La cata, como suele ser la costumbre en ejercicios organolépticos, incluyó varios vinos de Cakebread, bodega californiana, del valle de Napa, establecida en la década del 70. Comenzamos con un Sauvignon Blanc, del 2019, interesante, que se mostró austero en nariz pero fue revelando sus encantos cítricos poco a poco, mientras procedemos con los demás vinos. Reservé un poco para volver a ver su desarrollo en la copa.
La segunda propuesta fue el Chardonnay del 2018. Por años, el Chardonnay estuvo en entredicho porque hubo estilos que ahuyentaron al consumidor y al posible consumidor. Para colmo, después era uno de los vinos favoritos de las “Housewives” de los reality shows de la tele… con tanto maquillaje y Botox, se perdió la elegancia del Chardonnay californiano.
Gracias a bodegas serias como Cakebread, el estilo educado y fino del buen Chardonnay se mantuvo. Este caldo me transportó a Beaune, en el corazón de Borgoña, aunque con un twist de rock clásico para recordarme su suelo americano.
Sus atributos técnicos de elaboración: barricas francesas y ocho meses sur-lie con battonage intermitente, entre otros, se apoderaron de mi copa para hacerme reconsiderar este love and hate relationship con el Chardonnay. Entonces, me lo imaginaba acompañado de la clásica sopa de cebollas, unos escargots o un fricasé de conejo con tostones de pana.

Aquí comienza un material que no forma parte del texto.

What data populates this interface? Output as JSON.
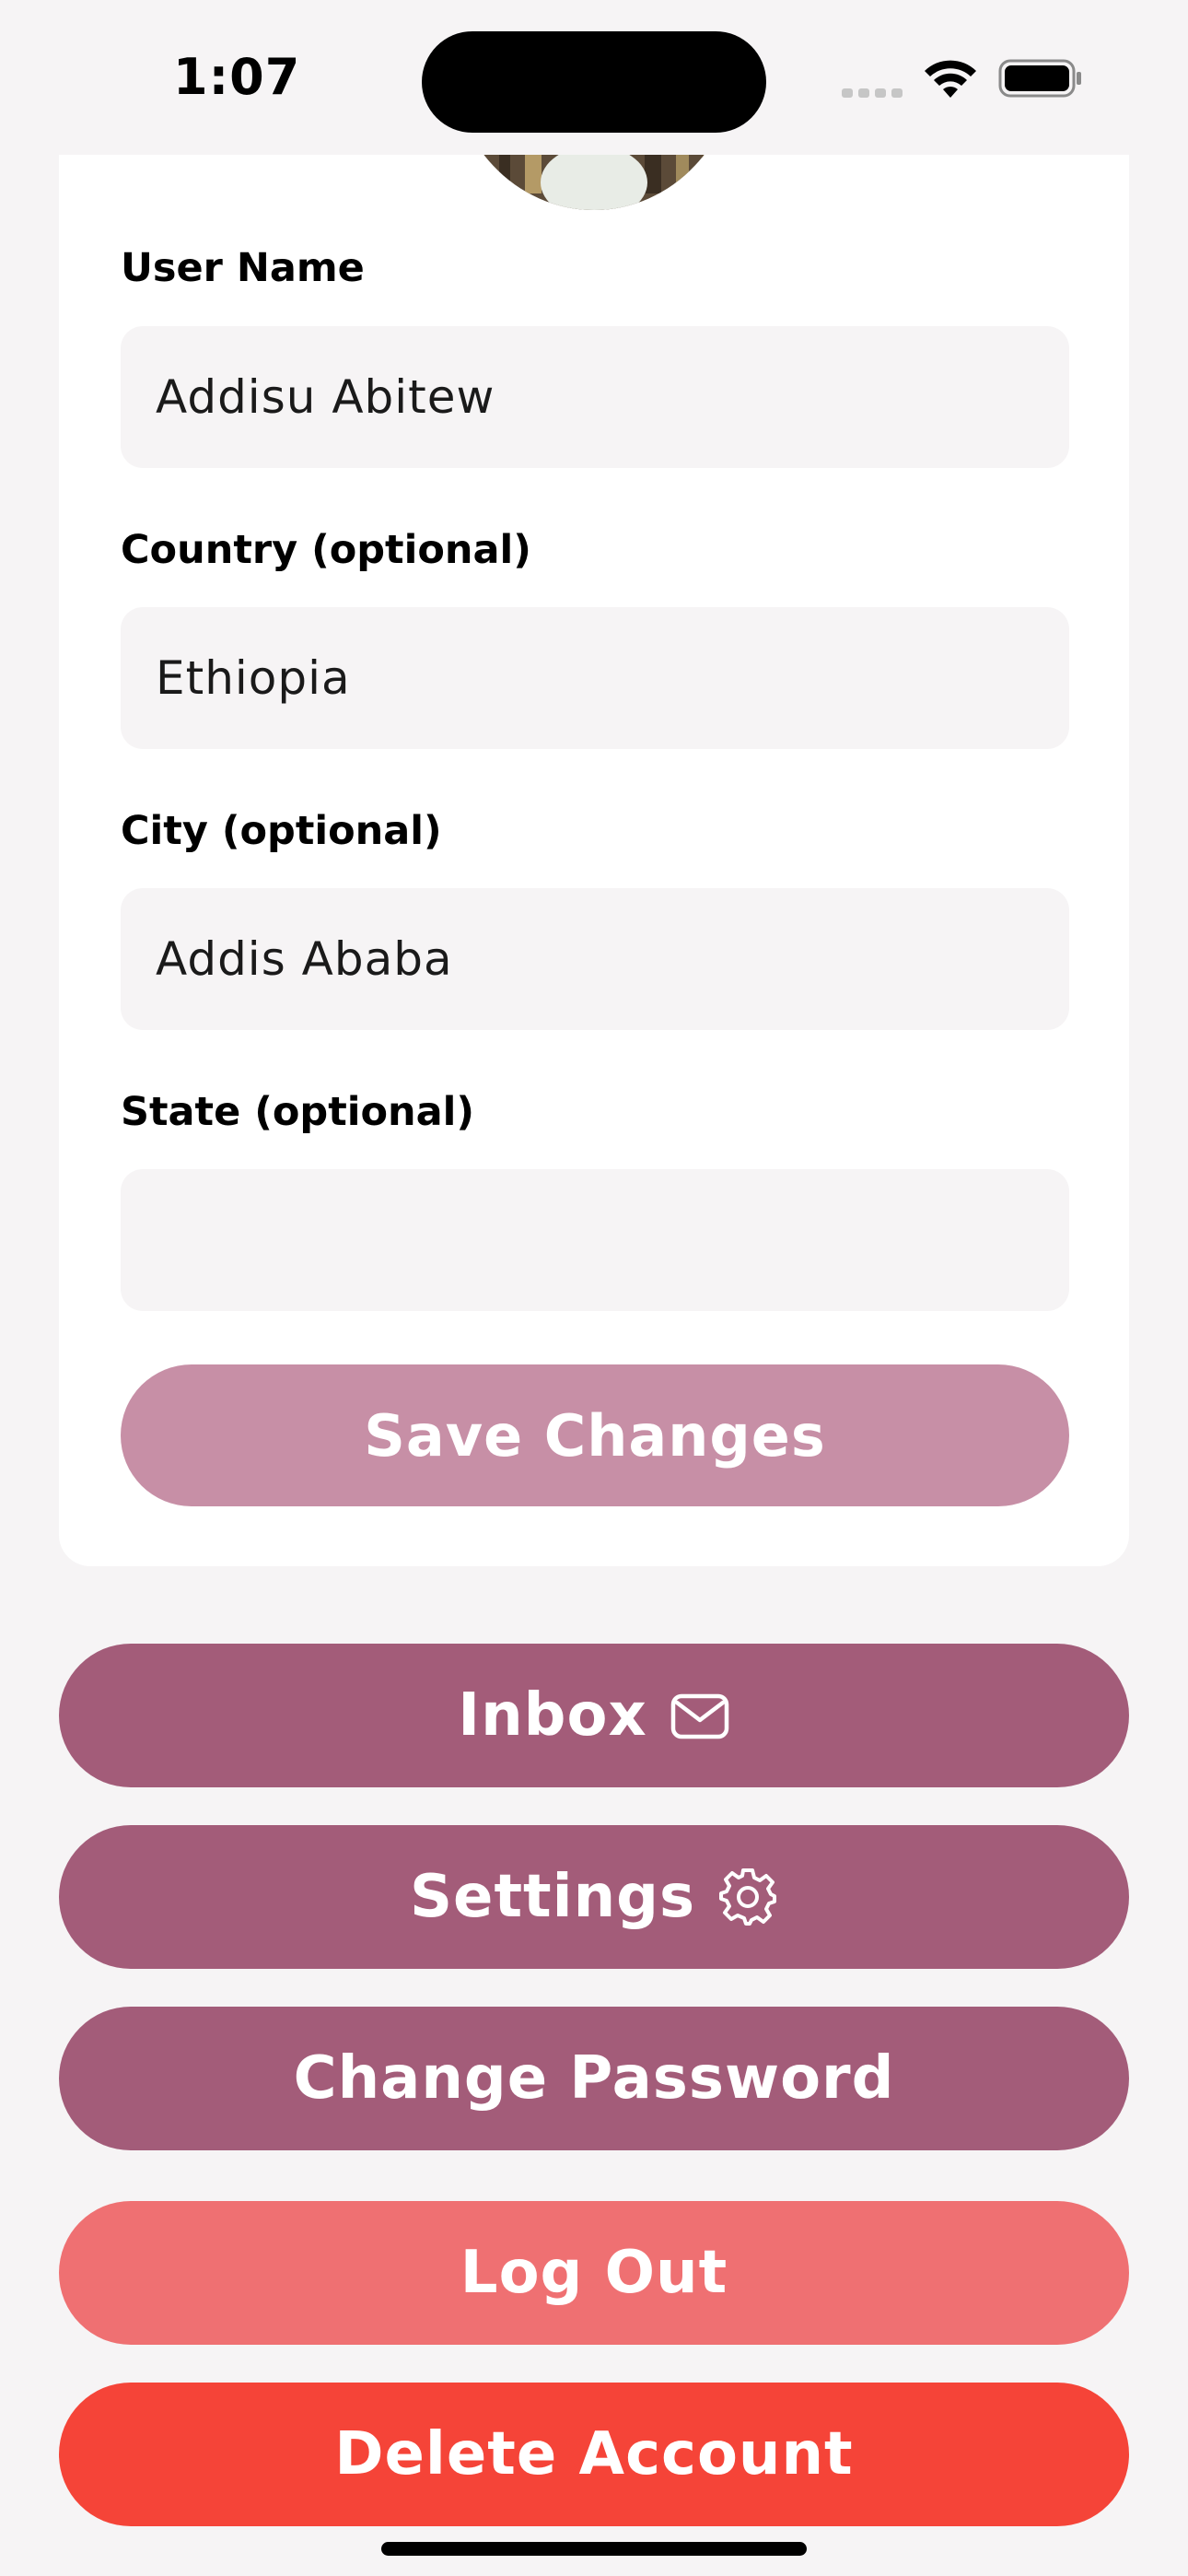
{
  "status_bar": {
    "time": "1:07"
  },
  "profile_form": {
    "fields": [
      {
        "label": "User Name",
        "value": "Addisu Abitew"
      },
      {
        "label": "Country (optional)",
        "value": "Ethiopia"
      },
      {
        "label": "City (optional)",
        "value": "Addis Ababa"
      },
      {
        "label": "State (optional)",
        "value": ""
      }
    ],
    "save_label": "Save Changes"
  },
  "actions": {
    "inbox_label": "Inbox",
    "inbox_icon": "envelope-icon",
    "settings_label": "Settings",
    "settings_icon": "gear-icon",
    "change_password_label": "Change Password",
    "log_out_label": "Log Out",
    "delete_account_label": "Delete Account"
  },
  "colors": {
    "background": "#f6f4f5",
    "save_button": "#c78fa6",
    "primary_button": "#a35c79",
    "log_out_button": "#ef7072",
    "delete_button": "#f54438"
  }
}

Luego pasamos a los tintos: Pinot Noir 2016, Merlot 2016 y Cabernet Sauvignon 2017. Son buenos vinos, pero mi paladar se rindió ante el Merlot 2016.
¿Merlot?
Sí, esa cepa es una de las que más se amolda a todos los paladares. Es un vino pleno, que habiéndose decantado dos veces, merecía que me regodeara un poco en la apreciación. Intenso color en copa con tonos violáceos y azules, aroma de cerezas negras, ciruelas maduras y toques minerales con notas especiadas leves,de buen postgusto y balance tánico, me resultó muy agradable y elegante.
El Cabernet Sauvignon 2017, tiene un sello de excelencia que no hay quien se lo quite pero de esta cata, el Chardonnay y el Merlot fueron mis dos vinos favoritos, muy equilibrados y pensados.
No cabe duda que esa marcada influencia francesa la lleva Cakebread en todos sus vinos y que tomar alguno es gratificante por la calidad y esmero con que producen sus caldos.